Monday, October 8, 2007
Zinn 2
In Drawing The Color Line Zinn tries to answer an interesting question. His thesis, Is it possible for whites and blacks to live together without hatred, hopes to find it’s answer in historical facts. The colonists easily saw blacks as slave labor since their culture was thought to be just as primitive as their way of life. Also because the Africans were stripped of what little they had breaking their will through disconnecting them from their culture and family. Treating them like something between livestock and human and the horrid ordeals used to get the to America also made them easy to “control”. Zinn states that once the slaves were in America the colonist used religion, discipline, harsh consequences for breaking harsh rules, and establishing a field slave/house slave hierarchy. Overall I don’t believe any disagreements or questioning of the information of what he presents can be made. It seems to be a great deal more historical and informative than the other articles that seemed to have a bias towards the non-English people in their stories. I was however interested in reading this article, as it progressed, because it was a part of history I know much less about. What I knew about slavery was mostly standard information.

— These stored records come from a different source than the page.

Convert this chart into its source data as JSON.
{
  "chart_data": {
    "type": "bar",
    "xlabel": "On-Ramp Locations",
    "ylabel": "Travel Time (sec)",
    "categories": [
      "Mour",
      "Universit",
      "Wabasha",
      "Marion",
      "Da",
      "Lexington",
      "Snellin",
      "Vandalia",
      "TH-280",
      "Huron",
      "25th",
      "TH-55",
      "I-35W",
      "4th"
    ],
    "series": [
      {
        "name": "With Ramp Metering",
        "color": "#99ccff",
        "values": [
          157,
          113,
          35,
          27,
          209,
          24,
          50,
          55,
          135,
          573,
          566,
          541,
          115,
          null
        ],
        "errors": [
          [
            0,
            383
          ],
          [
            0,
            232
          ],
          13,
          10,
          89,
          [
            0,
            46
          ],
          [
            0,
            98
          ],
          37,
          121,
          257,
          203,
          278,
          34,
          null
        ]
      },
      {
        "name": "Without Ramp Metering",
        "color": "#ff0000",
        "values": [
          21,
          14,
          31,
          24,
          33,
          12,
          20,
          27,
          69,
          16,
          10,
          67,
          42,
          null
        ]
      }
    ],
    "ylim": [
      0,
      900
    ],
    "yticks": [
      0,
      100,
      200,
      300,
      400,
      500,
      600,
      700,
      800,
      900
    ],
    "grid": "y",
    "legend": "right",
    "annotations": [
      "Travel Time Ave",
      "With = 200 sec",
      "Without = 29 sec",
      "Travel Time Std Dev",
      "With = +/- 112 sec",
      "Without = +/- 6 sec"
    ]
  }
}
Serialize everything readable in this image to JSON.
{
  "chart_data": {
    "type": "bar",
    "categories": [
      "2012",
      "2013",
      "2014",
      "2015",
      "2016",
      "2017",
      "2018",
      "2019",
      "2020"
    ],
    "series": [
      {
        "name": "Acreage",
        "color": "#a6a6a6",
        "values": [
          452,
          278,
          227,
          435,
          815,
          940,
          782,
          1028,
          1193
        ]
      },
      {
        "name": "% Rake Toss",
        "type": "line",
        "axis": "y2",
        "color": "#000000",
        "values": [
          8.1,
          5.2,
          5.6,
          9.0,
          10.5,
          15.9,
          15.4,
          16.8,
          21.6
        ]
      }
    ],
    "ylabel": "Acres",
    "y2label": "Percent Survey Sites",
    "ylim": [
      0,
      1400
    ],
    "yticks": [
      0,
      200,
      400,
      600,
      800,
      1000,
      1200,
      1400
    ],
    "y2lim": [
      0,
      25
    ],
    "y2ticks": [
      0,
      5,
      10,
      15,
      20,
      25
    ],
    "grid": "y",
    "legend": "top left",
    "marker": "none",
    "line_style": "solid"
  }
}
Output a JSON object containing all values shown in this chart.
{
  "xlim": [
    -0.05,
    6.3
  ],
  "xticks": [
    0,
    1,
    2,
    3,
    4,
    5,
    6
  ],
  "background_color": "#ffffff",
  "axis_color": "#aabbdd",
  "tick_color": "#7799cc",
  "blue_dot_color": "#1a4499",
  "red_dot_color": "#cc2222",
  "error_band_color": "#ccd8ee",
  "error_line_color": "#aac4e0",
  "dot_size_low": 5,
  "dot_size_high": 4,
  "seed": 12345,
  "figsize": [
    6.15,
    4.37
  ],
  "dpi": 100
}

I knew that it was a darker part of America’s past, there was harsh treatment of blacks and those who helped them, and that racism stemmed and flourished from it. I did not know however that blacks were abducted, marched, caged, chosen, stuffed, shipped, and finally sold on a continent completely different from their home. I’ve also gained a greater heart for the African American “plight” if you will (I don’t have a better word or way to put that) and feel a greater responsibility to it’s understanding and correction.